Zwei Wochen nach dem Münchner Amoklauf hätte die Doku-Serie „Darknet“ die dunkle Seite des Internets erklären können. Stattdessen kümmert sich N24 vier Doppelfolgen lang lieber um Phänomene und Freaks. Das ist allerdings auch nicht unspannend.
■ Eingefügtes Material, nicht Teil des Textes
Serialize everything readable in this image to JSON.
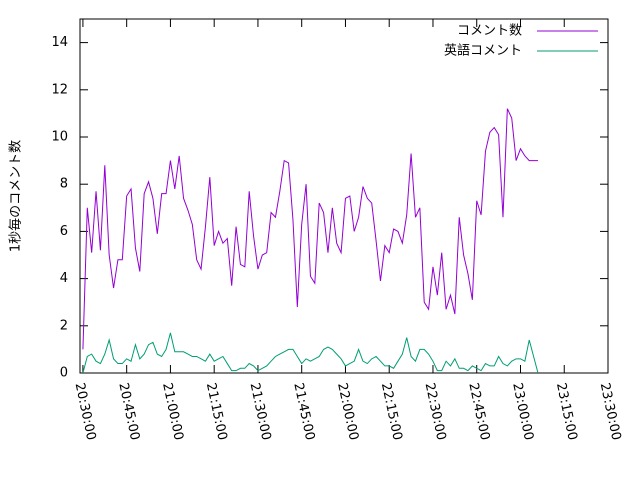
{
  "chart_data": {
    "type": "line",
    "y_label": "1秒毎のコメント数",
    "x": [
      "20:30:00",
      "20:31:30",
      "20:33:00",
      "20:34:30",
      "20:36:00",
      "20:37:30",
      "20:39:00",
      "20:40:30",
      "20:42:00",
      "20:43:30",
      "20:45:00",
      "20:46:30",
      "20:48:00",
      "20:49:30",
      "20:51:00",
      "20:52:30",
      "20:54:00",
      "20:55:30",
      "20:57:00",
      "20:58:30",
      "21:00:00",
      "21:01:30",
      "21:03:00",
      "21:04:30",
      "21:06:00",
      "21:07:30",
      "21:09:00",
      "21:10:30",
      "21:12:00",
      "21:13:30",
      "21:15:00",
      "21:16:30",
      "21:18:00",
      "21:19:30",
      "21:21:00",
      "21:22:30",
      "21:24:00",
      "21:25:30",
      "21:27:00",
      "21:28:30",
      "21:30:00",
      "21:31:30",
      "21:33:00",
      "21:34:30",
      "21:36:00",
      "21:37:30",
      "21:39:00",
      "21:40:30",
      "21:42:00",
      "21:43:30",
      "21:45:00",
      "21:46:30",
      "21:48:00",
      "21:49:30",
      "21:51:00",
      "21:52:30",
      "21:54:00",
      "21:55:30",
      "21:57:00",
      "21:58:30",
      "22:00:00",
      "22:01:30",
      "22:03:00",
      "22:04:30",
      "22:06:00",
      "22:07:30",
      "22:09:00",
      "22:10:30",
      "22:12:00",
      "22:13:30",
      "22:15:00",
      "22:16:30",
      "22:18:00",
      "22:19:30",
      "22:21:00",
      "22:22:30",
      "22:24:00",
      "22:25:30",
      "22:27:00",
      "22:28:30",
      "22:30:00",
      "22:31:30",
      "22:33:00",
      "22:34:30",
      "22:36:00",
      "22:37:30",
      "22:39:00",
      "22:40:30",
      "22:42:00",
      "22:43:30",
      "22:45:00",
      "22:46:30",
      "22:48:00",
      "22:49:30",
      "22:51:00",
      "22:52:30",
      "22:54:00",
      "22:55:30",
      "22:57:00",
      "22:58:30",
      "23:00:00",
      "23:01:30",
      "23:03:00",
      "23:04:30",
      "23:06:00"
    ],
    "series": [
      {
        "name": "コメント数",
        "color": "#9400d3",
        "values": [
          1.0,
          7.0,
          5.1,
          7.7,
          5.2,
          8.8,
          5.0,
          3.6,
          4.8,
          4.8,
          7.5,
          7.8,
          5.3,
          4.3,
          7.6,
          8.1,
          7.4,
          5.9,
          7.6,
          7.6,
          9.0,
          7.8,
          9.2,
          7.4,
          6.9,
          6.3,
          4.8,
          4.4,
          6.2,
          8.3,
          5.4,
          6.0,
          5.5,
          5.7,
          3.7,
          6.2,
          4.6,
          4.5,
          7.7,
          5.8,
          4.4,
          5.0,
          5.1,
          6.8,
          6.6,
          7.7,
          9.0,
          8.9,
          6.5,
          2.8,
          6.3,
          8.0,
          4.1,
          3.8,
          7.2,
          6.8,
          5.1,
          7.0,
          5.5,
          5.1,
          7.4,
          7.5,
          6.0,
          6.6,
          7.9,
          7.4,
          7.2,
          5.6,
          3.9,
          5.4,
          5.1,
          6.1,
          6.0,
          5.5,
          6.7,
          9.3,
          6.6,
          7.0,
          3.0,
          2.7,
          4.5,
          3.3,
          5.1,
          2.7,
          3.3,
          2.5,
          6.6,
          5.0,
          4.2,
          3.1,
          7.3,
          6.7,
          9.4,
          10.2,
          10.4,
          10.1,
          6.6,
          11.2,
          10.8,
          9.0,
          9.5,
          9.2,
          9.0,
          9.0,
          9.0
        ]
      },
      {
        "name": "英語コメント",
        "color": "#009e73",
        "values": [
          0.0,
          0.7,
          0.8,
          0.5,
          0.4,
          0.8,
          1.4,
          0.6,
          0.4,
          0.4,
          0.6,
          0.5,
          1.2,
          0.6,
          0.8,
          1.2,
          1.3,
          0.8,
          0.7,
          1.0,
          1.7,
          0.9,
          0.9,
          0.9,
          0.8,
          0.7,
          0.7,
          0.6,
          0.5,
          0.8,
          0.5,
          0.6,
          0.7,
          0.4,
          0.1,
          0.1,
          0.2,
          0.2,
          0.4,
          0.3,
          0.1,
          0.2,
          0.3,
          0.5,
          0.7,
          0.8,
          0.9,
          1.0,
          1.0,
          0.7,
          0.4,
          0.6,
          0.5,
          0.6,
          0.7,
          1.0,
          1.1,
          1.0,
          0.8,
          0.6,
          0.3,
          0.4,
          0.5,
          1.0,
          0.5,
          0.4,
          0.6,
          0.7,
          0.5,
          0.3,
          0.3,
          0.2,
          0.5,
          0.8,
          1.5,
          0.7,
          0.5,
          1.0,
          1.0,
          0.8,
          0.5,
          0.1,
          0.1,
          0.5,
          0.3,
          0.6,
          0.2,
          0.2,
          0.1,
          0.3,
          0.2,
          0.1,
          0.4,
          0.3,
          0.3,
          0.7,
          0.4,
          0.3,
          0.5,
          0.6,
          0.6,
          0.5,
          1.4,
          0.7,
          0.0
        ]
      }
    ],
    "xlim": [
      "20:29:00",
      "23:30:00"
    ],
    "xticks": [
      "20:30:00",
      "20:45:00",
      "21:00:00",
      "21:15:00",
      "21:30:00",
      "21:45:00",
      "22:00:00",
      "22:15:00",
      "22:30:00",
      "22:45:00",
      "23:00:00",
      "23:15:00",
      "23:30:00"
    ],
    "ylim": [
      0,
      15
    ],
    "yticks": [
      0,
      2,
      4,
      6,
      8,
      10,
      12,
      14
    ],
    "grid": false,
    "legend": "top-right"
  }
}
Stuttgart - „Dark“ – das klingt ja schon mal schön zwielichtig. So übersetzt, war „Dark Knight“ der dunkle Kern des edlen Batman. Darkrooms sind dubios, Dark Metaller todessehnsüchtig, falls etwas „Darknet“ heißt, kann es also kaum Gutes bedeuten; das macht auch Jodie Fosters deutsche Stimme klar, wenn sie die gleichnamige Doku auf N24 einleitet. „Jenseits des World Wide Web herrschen eigene Gesetze“, kriecht ihr Kommentar düster aus dem Off, heißt uns „Willkommen im Darknet“, lädt Arglose aber gleich wieder aus: „Willkommen auf der dunklen Seite!“

 

Gemeint ist jene Grauzone des Internets, die sich jeder Kontrolle durch komplexe Zugangsbarrieren entzieht. Obwohl sie einst eher dem Wunsch nach digitaler Anonymität als krimineller Energie entsprungen ist, tummeln sich darin aus Sicht des Regisseurs Mati Kochavi vor allem finstere Gestalten. Leute wie David S. etwa, der die Waffe für seinen Münchner Amoklauf im Darknet gekauft hat. Der Achtteiler spielt zwar in Amerika; zwei Wochen nach der Tat mit illegal erworbener Waffe aber ist das Thema auch hier von größtem Interesse.

Wem nützt das?

Allerding zerfranst das ganze ziemlich: Es kommen zwar spannende Internetakteure vor: Ein Hacker zum Beispiel, der sich zum Auftakt mit US-Behörden anlegt und dafür ein Online-Verbot kassiert. Oder eine Content-Moderatorin, die das Material normaler Suchmaschinen von unerwünschten Treffern reinigt, damit sie beim Googeln von „Melonen“ wirklich Südfrüchte zeigen. Dazu Themen von Pornografie über Online-Sucht bis Netzkriminalität. Mit einem hat all dies jedoch oft nur am Rande zu tun – dem Darknet.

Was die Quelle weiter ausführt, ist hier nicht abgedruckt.